As far as I can tell, the implementation of such a template would do nothing at all because its utility-function would be a “blank slate”.
What happens if you now enclose the computation of Pi in its utility-function? Would it reflect on this goal and try to figure out its true goals? Why would it do so, where does the incentive come from?
Would complex but implicit goals change its behavior? Why would it improve upon its goals, why would it even try to preserve them in their current form if it has no explicit incentive to do so? It seems that if it indeed has an incentive to make its goals explicit, given an implicit utility-function, then the incentive to do so must be a presupposition inherent to the definition of a generally intelligent expected-utility maximizer capable of recursive self-improvement.
What happens if you now enclose the computation of Pi in its utility-function? Would it reflect on this goal and try to figure out its true goals? Why would it do so, where does the incentive come from?
So: the general story is that to be able to optimise, agents have to build a model of the world—in order to predict the consequences of their possible actions. That model of the world will necessarily include a model of the agent—since it is an important part of its own local environment. That model of itself is likely to include its own goals—and it will use Occam’s razor to build a neat model of them. Thus goal reflection—Q.E.D.
It seems that if it indeed has an incentive to make its goals explicit, given an implicit utility-function, then the incentive to do so must be a presupposition inherent to the definition of a generally intelligent expected-utility maximizer capable of recursive self-improvement.
That is the general idea of universal instrumental values, yes.
I am aware of that argument but don’t perceive it to be particularly convincing.
Universal values are very similar to universal ethics, and for the same reasons that I don’t think that an AGI will be friendly by default I don’t think that it will protect its goals or undergo recursive self-improvement by default. Maximizing expected utility is, just like friendliness, something that needs to be explicitly defined, otherwise there will be no incentive to do so.
Universal values are very similar to universal ethics, and for the same reasons that I don’t think that an AGI will be friendly by default I don’t think that it will protect its goals or undergo recursive self-improvement by default.
I’m not really sure what you mean “by default”. The idea is that a goal-directed machine that is sufficiently smart will tend to do these things (unless its utility function says otherwise) - at least if you can set it up so it doesn’t become a victim of the wirehead or pornography problems.
IMO, there’s a big difference between universal instrumental values and values to do with being nice to humans. The first type you get without asking—the second you have to deliberately build in. IMO, it doesn’t make much sense to lump these ideas together and reject both of them on the same grounds—as you seem to be doing.
Let’s start with the template for an AGI, the seed for a generally intelligent expected-utility maximizer capable of recursive self-improvement.
As far as I can tell, the implementation of such a template would do nothing at all because its utility-function would be a “blank slate”.
What happens if you now enclose the computation of Pi in its utility-function? Would it reflect on this goal and try to figure out its true goals? Why would it do so, where does the incentive come from?
Would complex but implicit goals change its behavior? Why would it improve upon its goals, why would it even try to preserve them in their current form if it has no explicit incentive to do so? It seems that if it indeed has an incentive to make its goals explicit, given an implicit utility-function, then the incentive to do so must be a presupposition inherent to the definition of a generally intelligent expected-utility maximizer capable of recursive self-improvement.
So: the general story is that to be able to optimise, agents have to build a model of the world—in order to predict the consequences of their possible actions. That model of the world will necessarily include a model of the agent—since it is an important part of its own local environment. That model of itself is likely to include its own goals—and it will use Occam’s razor to build a neat model of them. Thus goal reflection—Q.E.D.
That is the general idea of universal instrumental values, yes.
I am aware of that argument but don’t perceive it to be particularly convincing.

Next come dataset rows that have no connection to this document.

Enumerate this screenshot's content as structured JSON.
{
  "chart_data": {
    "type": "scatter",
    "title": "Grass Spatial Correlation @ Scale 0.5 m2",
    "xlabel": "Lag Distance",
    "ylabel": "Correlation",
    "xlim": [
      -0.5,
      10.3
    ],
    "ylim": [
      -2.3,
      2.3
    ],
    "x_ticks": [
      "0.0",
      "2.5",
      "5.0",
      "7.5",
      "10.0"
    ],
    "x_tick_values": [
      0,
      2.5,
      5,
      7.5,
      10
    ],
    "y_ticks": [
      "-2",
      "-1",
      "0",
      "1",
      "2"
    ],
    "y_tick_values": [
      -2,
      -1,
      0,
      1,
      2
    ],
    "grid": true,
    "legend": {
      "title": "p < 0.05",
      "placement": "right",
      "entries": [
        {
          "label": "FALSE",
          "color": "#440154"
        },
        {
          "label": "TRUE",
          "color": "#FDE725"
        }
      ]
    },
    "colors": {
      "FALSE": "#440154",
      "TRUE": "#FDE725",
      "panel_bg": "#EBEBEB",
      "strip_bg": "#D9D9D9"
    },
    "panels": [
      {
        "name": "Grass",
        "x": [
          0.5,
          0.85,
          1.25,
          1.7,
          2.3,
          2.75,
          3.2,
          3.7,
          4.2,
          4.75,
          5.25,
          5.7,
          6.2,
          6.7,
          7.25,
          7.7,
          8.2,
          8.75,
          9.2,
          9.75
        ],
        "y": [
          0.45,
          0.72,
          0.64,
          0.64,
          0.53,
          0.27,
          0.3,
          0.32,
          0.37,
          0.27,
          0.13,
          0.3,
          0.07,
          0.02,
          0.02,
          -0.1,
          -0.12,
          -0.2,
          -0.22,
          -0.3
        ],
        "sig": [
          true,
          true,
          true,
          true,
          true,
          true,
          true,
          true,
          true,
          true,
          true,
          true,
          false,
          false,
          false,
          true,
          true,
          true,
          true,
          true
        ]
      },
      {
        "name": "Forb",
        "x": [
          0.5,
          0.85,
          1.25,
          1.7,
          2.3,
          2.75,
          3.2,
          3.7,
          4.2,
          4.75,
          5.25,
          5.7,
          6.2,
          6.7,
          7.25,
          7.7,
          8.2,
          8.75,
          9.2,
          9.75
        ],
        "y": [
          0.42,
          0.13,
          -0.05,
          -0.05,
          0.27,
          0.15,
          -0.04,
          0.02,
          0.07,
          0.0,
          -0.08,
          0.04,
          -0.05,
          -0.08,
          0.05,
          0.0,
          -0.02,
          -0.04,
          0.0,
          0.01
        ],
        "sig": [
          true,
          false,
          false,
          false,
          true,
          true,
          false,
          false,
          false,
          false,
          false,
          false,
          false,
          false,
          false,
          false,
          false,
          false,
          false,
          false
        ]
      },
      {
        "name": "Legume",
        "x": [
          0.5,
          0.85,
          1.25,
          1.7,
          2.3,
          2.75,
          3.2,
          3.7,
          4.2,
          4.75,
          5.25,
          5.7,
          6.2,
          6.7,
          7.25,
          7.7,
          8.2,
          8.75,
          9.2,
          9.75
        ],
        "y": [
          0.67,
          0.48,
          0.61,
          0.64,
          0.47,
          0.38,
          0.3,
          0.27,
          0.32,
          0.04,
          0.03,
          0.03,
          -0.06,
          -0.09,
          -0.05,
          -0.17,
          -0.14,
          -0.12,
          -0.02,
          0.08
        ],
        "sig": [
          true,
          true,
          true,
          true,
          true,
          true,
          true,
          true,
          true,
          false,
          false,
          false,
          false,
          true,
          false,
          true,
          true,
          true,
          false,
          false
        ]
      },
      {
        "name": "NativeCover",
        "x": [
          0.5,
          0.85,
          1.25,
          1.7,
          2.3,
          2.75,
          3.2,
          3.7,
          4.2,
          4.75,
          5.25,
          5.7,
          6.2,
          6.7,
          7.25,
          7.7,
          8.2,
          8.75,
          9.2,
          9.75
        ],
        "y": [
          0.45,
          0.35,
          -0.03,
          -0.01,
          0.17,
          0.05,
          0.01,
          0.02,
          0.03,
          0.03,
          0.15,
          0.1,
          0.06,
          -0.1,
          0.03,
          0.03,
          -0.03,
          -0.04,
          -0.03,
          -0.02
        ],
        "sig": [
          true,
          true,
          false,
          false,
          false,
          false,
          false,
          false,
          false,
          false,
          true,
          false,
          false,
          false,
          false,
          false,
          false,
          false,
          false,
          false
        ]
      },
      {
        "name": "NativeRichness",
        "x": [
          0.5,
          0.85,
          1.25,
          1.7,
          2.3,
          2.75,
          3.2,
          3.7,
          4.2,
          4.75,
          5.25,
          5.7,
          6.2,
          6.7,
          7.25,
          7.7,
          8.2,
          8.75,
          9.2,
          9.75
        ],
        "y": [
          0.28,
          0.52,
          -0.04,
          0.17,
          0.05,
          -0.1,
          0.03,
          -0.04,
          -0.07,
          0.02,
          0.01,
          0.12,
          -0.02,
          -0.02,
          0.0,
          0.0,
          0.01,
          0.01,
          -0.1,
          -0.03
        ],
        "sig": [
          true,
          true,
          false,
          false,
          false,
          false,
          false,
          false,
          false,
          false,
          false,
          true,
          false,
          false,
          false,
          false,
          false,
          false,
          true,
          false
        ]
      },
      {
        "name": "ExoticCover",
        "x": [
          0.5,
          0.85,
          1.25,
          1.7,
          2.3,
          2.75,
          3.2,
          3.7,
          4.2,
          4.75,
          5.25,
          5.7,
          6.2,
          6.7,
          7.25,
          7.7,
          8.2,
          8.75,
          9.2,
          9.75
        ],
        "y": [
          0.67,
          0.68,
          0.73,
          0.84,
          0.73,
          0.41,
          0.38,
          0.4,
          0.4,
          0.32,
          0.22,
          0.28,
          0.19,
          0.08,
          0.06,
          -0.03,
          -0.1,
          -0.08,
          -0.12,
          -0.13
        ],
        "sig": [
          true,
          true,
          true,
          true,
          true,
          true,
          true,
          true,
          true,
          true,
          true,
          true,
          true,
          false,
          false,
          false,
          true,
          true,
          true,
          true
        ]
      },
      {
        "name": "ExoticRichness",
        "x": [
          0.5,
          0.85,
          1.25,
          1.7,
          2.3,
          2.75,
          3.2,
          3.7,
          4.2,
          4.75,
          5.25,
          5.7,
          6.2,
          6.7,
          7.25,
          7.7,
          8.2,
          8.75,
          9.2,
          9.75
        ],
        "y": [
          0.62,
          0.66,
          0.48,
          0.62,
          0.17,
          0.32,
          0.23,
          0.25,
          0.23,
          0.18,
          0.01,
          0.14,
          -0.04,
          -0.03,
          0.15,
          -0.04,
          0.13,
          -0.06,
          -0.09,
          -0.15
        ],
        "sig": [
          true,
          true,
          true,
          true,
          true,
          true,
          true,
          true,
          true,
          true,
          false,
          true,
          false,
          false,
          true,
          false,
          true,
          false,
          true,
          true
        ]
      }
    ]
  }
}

Universal values are very similar to universal ethics, and for the same reasons that I don’t think that an AGI will be friendly by default I don’t think that it will protect its goals or undergo recursive self-improvement by default. Maximizing expected utility is, just like friendliness, something that needs to be explicitly defined, otherwise there will be no incentive to do so.
I’m not really sure what you mean “by default”. The idea is that a goal-directed machine that is sufficiently smart will tend to do these things (unless its utility function says otherwise) - at least if you can set it up so it doesn’t become a victim of the wirehead or pornography problems.
IMO, there’s a big difference between universal instrumental values and values to do with being nice to humans. The first type you get without asking—the second you have to deliberately build in. IMO, it doesn’t make much sense to lump these ideas together and reject both of them on the same grounds—as you seem to be doing.